Numerical modelization and optimization of flux compression experiments

Summary form only given. The 3.6 MJ energy stored ECF2 pulsed power generator will be on line by mid 2001 for Z-pinch K-shell radiation production at Centre d´Etudes de Gramat. This generator is based on the magnetic flux compression scheme for power amplification from the microsecond to the 100 ns regime. This paper presents the general analytical and numerical method used at CEG to design the flux compression stage. Designing a flux compression stage means many parameters to optimize, ie the masses, initial radii, lengths of both the armature compressing the flux and the pinch, the flux injected in the secondary, the injection gap radius,... 2D MHD codes cannot be used directly to make optimizations on those many parameters due to large CPU time.
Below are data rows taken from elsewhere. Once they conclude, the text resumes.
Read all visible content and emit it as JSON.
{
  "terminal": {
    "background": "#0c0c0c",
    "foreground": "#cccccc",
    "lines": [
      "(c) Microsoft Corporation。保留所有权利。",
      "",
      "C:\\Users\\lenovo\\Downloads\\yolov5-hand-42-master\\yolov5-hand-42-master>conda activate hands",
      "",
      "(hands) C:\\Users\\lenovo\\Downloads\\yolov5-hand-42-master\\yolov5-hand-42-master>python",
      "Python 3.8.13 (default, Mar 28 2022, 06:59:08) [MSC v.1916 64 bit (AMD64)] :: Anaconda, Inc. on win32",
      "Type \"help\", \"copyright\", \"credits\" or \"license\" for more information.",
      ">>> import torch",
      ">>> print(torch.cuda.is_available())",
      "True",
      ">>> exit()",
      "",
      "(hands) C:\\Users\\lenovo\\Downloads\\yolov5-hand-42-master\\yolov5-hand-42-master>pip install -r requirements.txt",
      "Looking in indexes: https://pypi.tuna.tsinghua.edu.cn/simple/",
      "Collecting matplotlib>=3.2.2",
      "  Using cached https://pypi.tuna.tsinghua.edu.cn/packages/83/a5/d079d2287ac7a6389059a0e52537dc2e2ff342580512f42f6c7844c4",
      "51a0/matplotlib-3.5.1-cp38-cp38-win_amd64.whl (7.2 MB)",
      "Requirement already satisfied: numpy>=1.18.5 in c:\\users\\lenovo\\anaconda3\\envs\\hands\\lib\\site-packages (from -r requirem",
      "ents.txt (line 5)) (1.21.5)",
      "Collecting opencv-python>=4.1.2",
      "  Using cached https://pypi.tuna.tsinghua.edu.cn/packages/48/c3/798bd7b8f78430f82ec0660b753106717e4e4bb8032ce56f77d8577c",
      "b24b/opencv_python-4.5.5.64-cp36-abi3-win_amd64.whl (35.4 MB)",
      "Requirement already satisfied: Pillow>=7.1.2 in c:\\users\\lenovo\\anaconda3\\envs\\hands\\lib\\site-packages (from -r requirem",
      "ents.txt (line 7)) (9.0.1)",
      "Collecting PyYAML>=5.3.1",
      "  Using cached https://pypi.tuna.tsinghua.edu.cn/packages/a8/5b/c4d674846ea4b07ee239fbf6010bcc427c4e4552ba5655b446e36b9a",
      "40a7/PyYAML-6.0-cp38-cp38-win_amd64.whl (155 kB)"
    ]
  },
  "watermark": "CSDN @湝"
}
Fast running advanced OD codes have thus been introduced. They include some models that use physical parameters extracted from 2D MHD simulations. Those models allow to take into account the main processes of the flux compression in order to get reasonable results. They include the diffusion of the magnetic flux through the liner, the development of instabilities in the liner and the losses of flux trapped in the parasitic inductances. Those models are presented. We then show how they compare to the experimental and corresponding 2D MHD results of the flux compression experiments on the Z generator at Sandia National Labs. Finally, we present how those models were used to design the power amplification part of the ECF2 generator.